West coast diaries: random thoughts

The trip has become a trip. Initial wonderment has been replaced by a strange mixture of emotions. There are long periods of driving, through sometimes extremely beautiful and sometimes quite monotonous terrain. There is so much of everything in California - millions of redwood trees, endless miles of sun-bleached grass, vineyard upon vineyard, closer to the coast just mile after mile of grey haar. The haar is almost constant at the coast, which is both a relief after the boiling interior and a nuisance when we want to see the ocean and sit on warm sand. We zigzag back and forth between the two, and it creates a strange natural mirror of my moods: open and optimistic for part of the day, sunken and muted the rest. There is so much time to think.
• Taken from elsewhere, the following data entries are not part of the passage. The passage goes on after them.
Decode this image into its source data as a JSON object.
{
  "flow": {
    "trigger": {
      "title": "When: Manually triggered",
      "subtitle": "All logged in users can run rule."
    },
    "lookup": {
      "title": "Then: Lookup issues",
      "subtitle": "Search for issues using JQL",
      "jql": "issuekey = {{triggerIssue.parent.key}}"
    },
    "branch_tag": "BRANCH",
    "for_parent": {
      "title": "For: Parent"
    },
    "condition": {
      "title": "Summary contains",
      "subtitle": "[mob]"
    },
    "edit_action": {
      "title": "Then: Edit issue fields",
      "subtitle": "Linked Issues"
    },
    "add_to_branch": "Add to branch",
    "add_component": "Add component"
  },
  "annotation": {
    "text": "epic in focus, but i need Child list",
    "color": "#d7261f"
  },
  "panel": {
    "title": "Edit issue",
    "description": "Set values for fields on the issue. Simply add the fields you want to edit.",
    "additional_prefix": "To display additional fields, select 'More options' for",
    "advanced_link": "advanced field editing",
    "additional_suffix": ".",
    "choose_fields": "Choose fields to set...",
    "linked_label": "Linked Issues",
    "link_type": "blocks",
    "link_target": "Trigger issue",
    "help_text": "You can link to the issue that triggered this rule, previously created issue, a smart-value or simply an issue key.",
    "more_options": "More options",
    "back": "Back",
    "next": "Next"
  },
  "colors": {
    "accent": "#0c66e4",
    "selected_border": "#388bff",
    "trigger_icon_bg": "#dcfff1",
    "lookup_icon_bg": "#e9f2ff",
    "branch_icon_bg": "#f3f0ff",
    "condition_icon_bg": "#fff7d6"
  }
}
When I'm driving there is almost nothing to worry about - an automatic car and wide empty roads make for an easy drive. When I'm the passenger car sickness means I can't read or move around too much. To be honest this is not much fun. I spend most of my time thinking anyway, and at the moment there is a lot to perturb me. I'd rather the distractions of company and events, but instead I am thrust into an uncomfortable confrontation with thoughts I'd prefer to escape from. In a way it doesn't help that I'm traveling with my brother. Unless something happens on our journey, there's not an awful lot to talk about - we already know pretty much everything about each other's lives. I feel a little guilty for being glum some of the time.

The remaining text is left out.